Bu 3 günlük Cusco organizasyonunu yaparken çok zorlandığımı söylemeliyim. Önce Machu Picchu mu yoksa Sacred Valley mi daha mantıklı olur diye çok düşündüm. Aslında çoğu kişi Sacred Valley turuna katılıp, Ollantaytambo'da inip oradan tren ile Aguas Calientes'e geçip orada konaklamayı, ertesi gün Machu Picchu'ya gitmeyi uygun buluyor. İlk önce ben de bu şekilde düşündüm, ancak sonra vazgeçmek zorunda kaldım. Çünkü Machu Picchu'ya giderken bineceğimiz Peru Rail trenine 5 kg'dan fazla çanta alınamayacağı web sitelerinde yazıyordu. Çanta muhafazası nedeniyle Cusco'dan günü birlik gitmeye karar verdik. Fakat daha sonra trende büyük bavullar gördük ve ayrıca bavulunu trene sokabilmiş biriyle tanıştık. Yani burası da bizim ülke gibi kural var ama yapanın yanına da kar kalabiliyor. 

SACRED VALLEY TOUR

İlk gün otele geldikten sonra uyumak istemedik, 2 saat dinlendikten sonra 07.30 gibi tur yetkilileri gelip bizi otelden aldılar. Tur şirketinin adı "South Adventure Peru Tours" idi. Bu tur firmasından da çok memnun kaldık, öneririm. Tüm maillerime dönüş yaptılar, rehberi çok başarılıydı.

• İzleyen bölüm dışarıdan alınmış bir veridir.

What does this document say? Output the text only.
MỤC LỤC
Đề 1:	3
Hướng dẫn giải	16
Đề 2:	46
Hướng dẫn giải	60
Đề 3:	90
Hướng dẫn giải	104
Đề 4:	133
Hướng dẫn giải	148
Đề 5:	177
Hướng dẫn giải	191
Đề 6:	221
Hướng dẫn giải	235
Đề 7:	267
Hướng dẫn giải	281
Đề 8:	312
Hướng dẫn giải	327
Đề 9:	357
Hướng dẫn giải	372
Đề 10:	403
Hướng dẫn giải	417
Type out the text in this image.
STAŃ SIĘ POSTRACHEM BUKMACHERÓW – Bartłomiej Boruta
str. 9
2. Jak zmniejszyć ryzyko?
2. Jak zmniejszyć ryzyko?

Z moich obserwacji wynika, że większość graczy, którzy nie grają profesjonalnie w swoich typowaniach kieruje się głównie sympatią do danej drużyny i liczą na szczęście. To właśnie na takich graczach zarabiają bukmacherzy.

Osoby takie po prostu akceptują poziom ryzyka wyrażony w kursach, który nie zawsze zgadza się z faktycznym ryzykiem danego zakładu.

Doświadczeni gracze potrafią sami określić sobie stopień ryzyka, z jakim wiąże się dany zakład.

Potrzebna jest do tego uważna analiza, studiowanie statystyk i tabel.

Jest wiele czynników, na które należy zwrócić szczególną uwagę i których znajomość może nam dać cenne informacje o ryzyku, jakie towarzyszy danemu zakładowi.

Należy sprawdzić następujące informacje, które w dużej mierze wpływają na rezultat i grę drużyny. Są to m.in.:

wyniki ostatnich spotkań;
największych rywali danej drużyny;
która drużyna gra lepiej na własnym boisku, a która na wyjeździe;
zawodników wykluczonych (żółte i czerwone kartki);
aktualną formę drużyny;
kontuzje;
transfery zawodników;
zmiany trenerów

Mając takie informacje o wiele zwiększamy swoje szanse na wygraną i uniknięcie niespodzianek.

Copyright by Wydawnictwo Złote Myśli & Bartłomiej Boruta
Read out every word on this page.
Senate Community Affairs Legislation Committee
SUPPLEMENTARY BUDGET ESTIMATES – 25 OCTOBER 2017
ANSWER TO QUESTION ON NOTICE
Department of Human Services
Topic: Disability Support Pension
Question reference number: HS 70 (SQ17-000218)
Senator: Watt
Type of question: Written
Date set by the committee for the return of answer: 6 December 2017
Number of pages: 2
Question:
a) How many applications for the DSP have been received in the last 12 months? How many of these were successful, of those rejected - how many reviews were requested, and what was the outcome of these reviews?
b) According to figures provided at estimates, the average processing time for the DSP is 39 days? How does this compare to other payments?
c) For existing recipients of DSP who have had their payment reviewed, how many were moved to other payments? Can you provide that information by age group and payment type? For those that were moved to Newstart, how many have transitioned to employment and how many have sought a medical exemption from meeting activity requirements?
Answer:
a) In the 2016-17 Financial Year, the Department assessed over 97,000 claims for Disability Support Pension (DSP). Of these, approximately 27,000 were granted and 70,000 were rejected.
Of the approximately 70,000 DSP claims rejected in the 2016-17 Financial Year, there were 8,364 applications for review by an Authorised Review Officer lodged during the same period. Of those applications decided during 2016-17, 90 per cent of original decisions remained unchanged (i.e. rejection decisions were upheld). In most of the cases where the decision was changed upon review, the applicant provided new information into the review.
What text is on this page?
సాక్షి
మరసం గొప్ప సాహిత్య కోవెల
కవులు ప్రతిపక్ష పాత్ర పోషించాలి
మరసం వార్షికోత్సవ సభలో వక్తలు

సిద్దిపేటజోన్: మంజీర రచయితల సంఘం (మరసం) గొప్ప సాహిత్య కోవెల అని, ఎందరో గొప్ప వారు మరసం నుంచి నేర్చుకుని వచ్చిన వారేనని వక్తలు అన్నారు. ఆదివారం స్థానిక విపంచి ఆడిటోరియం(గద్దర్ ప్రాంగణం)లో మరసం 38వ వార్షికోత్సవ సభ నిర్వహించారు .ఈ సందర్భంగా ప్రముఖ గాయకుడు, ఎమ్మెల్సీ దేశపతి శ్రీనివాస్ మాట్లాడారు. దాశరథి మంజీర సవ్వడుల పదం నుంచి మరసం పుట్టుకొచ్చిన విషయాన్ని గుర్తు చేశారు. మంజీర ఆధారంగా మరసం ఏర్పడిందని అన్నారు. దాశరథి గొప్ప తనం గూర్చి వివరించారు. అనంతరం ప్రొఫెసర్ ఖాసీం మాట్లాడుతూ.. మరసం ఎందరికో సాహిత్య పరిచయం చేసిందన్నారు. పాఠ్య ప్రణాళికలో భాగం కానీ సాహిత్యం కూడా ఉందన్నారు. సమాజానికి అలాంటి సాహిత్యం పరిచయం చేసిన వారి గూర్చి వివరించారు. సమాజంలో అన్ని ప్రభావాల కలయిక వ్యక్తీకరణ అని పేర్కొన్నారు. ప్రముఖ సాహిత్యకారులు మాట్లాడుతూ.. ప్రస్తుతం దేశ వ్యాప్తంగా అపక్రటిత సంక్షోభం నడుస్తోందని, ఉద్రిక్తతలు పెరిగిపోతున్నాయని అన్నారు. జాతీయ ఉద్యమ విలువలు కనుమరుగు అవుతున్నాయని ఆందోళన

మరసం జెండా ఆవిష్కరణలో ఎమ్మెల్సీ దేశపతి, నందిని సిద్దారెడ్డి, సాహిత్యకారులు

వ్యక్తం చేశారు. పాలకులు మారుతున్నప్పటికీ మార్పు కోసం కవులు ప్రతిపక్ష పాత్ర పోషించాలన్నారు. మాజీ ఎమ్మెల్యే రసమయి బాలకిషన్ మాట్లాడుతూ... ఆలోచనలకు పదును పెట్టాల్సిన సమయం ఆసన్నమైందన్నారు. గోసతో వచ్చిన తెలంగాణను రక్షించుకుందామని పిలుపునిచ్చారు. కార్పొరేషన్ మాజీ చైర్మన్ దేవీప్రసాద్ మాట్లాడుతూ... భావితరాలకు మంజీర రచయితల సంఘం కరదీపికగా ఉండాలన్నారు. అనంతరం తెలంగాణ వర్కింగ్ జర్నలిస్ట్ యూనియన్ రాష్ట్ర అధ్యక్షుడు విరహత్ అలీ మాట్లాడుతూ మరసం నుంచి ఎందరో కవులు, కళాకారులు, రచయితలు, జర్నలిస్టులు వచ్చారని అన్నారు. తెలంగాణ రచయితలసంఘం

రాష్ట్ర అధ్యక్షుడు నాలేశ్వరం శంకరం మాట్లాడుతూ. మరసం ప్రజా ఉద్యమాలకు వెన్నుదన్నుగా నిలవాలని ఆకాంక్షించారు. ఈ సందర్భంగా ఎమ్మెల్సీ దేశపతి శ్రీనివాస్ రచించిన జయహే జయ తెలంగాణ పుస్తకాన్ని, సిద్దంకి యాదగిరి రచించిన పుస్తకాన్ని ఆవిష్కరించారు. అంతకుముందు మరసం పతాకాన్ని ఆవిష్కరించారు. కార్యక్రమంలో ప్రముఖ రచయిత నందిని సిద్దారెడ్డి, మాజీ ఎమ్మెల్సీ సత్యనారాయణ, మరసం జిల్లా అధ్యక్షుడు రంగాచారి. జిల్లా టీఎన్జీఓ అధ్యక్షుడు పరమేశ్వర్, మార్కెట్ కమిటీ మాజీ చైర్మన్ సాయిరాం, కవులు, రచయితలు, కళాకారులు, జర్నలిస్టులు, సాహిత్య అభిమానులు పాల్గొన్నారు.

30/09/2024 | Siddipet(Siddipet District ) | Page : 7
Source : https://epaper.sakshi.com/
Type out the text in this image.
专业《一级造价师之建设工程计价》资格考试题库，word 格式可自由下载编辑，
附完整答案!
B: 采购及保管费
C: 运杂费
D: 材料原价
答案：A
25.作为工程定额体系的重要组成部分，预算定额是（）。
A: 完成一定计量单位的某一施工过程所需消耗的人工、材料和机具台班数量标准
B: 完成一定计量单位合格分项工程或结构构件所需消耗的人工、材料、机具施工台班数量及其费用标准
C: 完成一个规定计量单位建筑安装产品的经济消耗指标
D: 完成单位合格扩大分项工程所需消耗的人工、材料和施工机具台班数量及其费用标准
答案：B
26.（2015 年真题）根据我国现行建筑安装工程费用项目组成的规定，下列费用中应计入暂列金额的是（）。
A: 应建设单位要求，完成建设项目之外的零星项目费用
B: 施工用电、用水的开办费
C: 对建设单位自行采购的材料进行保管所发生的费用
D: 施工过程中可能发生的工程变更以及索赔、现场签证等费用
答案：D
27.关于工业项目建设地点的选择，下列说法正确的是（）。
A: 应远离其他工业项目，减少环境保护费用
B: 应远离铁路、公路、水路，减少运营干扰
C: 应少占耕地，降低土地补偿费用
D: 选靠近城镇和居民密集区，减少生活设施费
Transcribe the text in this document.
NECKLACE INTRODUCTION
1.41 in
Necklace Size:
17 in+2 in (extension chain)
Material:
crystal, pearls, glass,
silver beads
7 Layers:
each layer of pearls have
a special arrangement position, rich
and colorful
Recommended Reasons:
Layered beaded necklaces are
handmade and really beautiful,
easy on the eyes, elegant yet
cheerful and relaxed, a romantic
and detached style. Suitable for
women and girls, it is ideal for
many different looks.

Bu tur Peru seyahat güzergahı içindeki önemli turlardan biriydi, tabii biz de planımıza ekledik. Kişi başı yemek dahil 35 dolar ödedik, yemek hariç 20 dolar ancak yemek almanızı öneririm. 
http://www.southadventureperutours.com/daily-multi-days-tours-in-cusco/13-full-day-tour-to-the-sacred-valley 
Turumuz 08.00 gibi başlayıp, 18.30 civarlarında bitti. Turumuzun güzergahı şu şekildeydi: Pisac, Urubamba, Ollantaytambo ve Chinchero. Aslında Urubamba nehrin adı, Sacred Valley turu da bu nehri çevreleyen vadide gerçekleşen gezi diyebiliriz. 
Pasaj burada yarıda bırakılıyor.